Il n’a pas allumé la lumière. Il n’a pas posé ses clés. Il n’est pas allé à la cuisine, comme toujours. Il est resté immobile au milieu du salon, le regard fixé droit devant lui — exactement à l’endroit où se trouvait le coffre-fort, dissimulé derrière l’étagère.

Ce n’était pas le regard d’un homme qui rentre chez lui.
C’était le regard de quelqu’un venu pour une mission précise.
Une pensée absurde m’a traversée : je ne l’avais jamais vu comme ça. Ni fatigué. Ni tendu. Ni perdu. Son visage était vide d’émotion, parfaitement contrôlé. Froid. Presque professionnel. Comme celui d’un chirurgien juste avant l’incision.
Il a sorti son téléphone. A composé un numéro. Activé le haut-parleur.
— C’est bon, a-t-il dit calmement. La caméra ne fonctionne plus. J’ai vérifié.
Mon cœur s’est arrêté une seconde.
Il a prononcé ces mots avec une assurance troublante. Comme si ce n’était pas la première fois qu’il en était certain.
Sur l’enregistrement, il s’est approché de l’étagère et a appuyé sur le mécanisme discret — celui que nous avions imaginé ensemble, une nuit, assis par terre au milieu des outils et des tasses de café vides. L’étagère a glissé silencieusement.
Le coffre s’est ouvert trop facilement.
Trop naturellement.
Et soudain, j’ai compris : il connaissait parfaitement le code. Évidemment qu’il le connaissait. Mais à cet instant, cela m’a semblé étranger. Comme si cet homme n’était plus vraiment mon mari.
Il n’a pas touché à l’argent.
Il n’a pas vérifié les documents officiels.
Il a pris une chemise grise, sans inscription. Celle que j’avais rangée là « provisoirement ». Celle dont nous avions décidé de ne jamais parler à voix haute. Même chez nous.
Il a feuilleté les pages. Puis il a souri.
Ce sourire m’a terrifiée plus que tout le reste.
— Enfin, a-t-il murmuré. Presque avec tendresse.
La sonnette a retenti.
J’ai sursauté comme si elle avait sonné dans ma propre pièce. Lui n’a pas réagi. Il attendait ce son. Il est allé ouvrir sans poser la moindre question.
Une femme est entrée.
Je ne l’ai pas reconnue tout de suite. Parce que je ne l’avais jamais vue ainsi. Elle était déjà venue chez nous — lors de quelques soirées, toujours souriante, une bouteille de vin à la main, complimentant notre salon. Je l’avais jugée inoffensive. Sans danger.

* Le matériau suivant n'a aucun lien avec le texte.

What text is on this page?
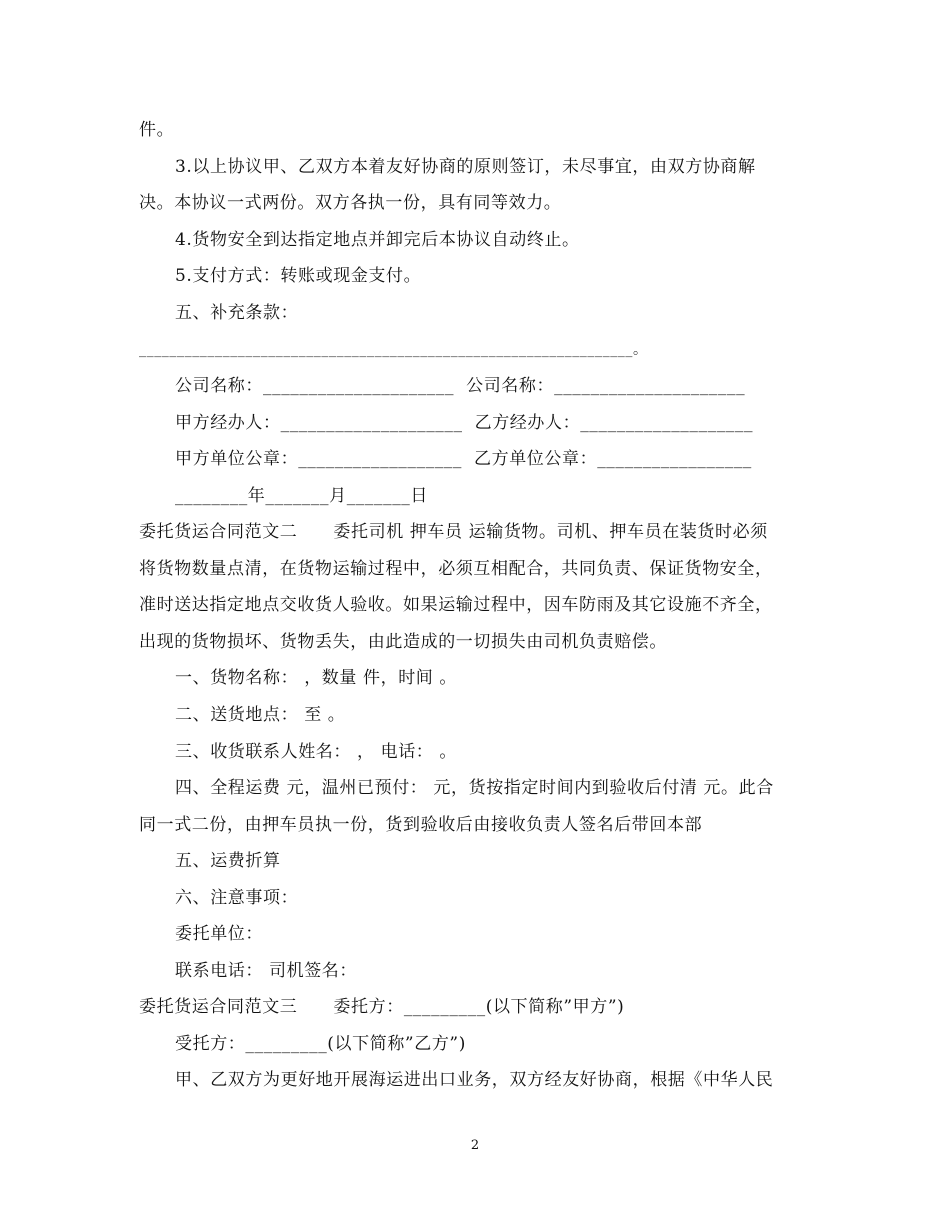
件。
3.以上协议甲、乙双方本着友好协商的原则签订，未尽事宜，由双方协商解
决。本协议一式两份。双方各执一份，具有同等效力。
4.货物安全到达指定地点并卸完后本协议自动终止。
5.支付方式：转账或现金支付。
五、补充条款：
_________________________________________________________________。
公司名称：_____________________  公司名称：_____________________
甲方经办人：____________________  乙方经办人：___________________
甲方单位公章：__________________  乙方单位公章：_________________
________年_______月_______日
委托货运合同范文二      委托司机 押车员 运输货物。司机、押车员在装货时必须
将货物数量点清，在货物运输过程中，必须互相配合，共同负责、保证货物安全，
准时送达指定地点交收货人验收。如果运输过程中，因车防雨及其它设施不齐全，
出现的货物损坏、货物丢失，由此造成的一切损失由司机负责赔偿。
一、货物名称： ，数量 件，时间 。
二、送货地点： 至 。
三、收货联系人姓名： ， 电话： 。
四、全程运费 元，温州已预付： 元，货按指定时间内到验收后付清 元。此合
同一式二份，由押车员执一份，货到验收后由接收负责人签名后带回本部
五、运费折算
六、注意事项：
委托单位：
联系电话： 司机签名：
委托货运合同范文三      委托方：_________(以下简称”甲方”)
受托方：_________(以下简称”乙方”)
甲、乙双方为更好地开展海运进出口业务，双方经友好协商，根据《中华人民
2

Elle a retiré son manteau et a traversé le salon comme si cet endroit lui appartenait depuis longtemps.
— Tu es sûr qu’elle ne se doute de rien ? a-t-elle demandé, sans baisser la voix.
— Absolument, a-t-il répondu. Elle fait confiance.
Ce mot — confiance — a résonné comme une condamnation.
Ils se sont assis sur notre canapé. Celui que nous avions choisi après des semaines de discussions. Ils buvaient du thé dans mes tasses. Ils parlaient de moi sans prononcer mon prénom. Comme d’un objet. Comme d’un obstacle temporaire.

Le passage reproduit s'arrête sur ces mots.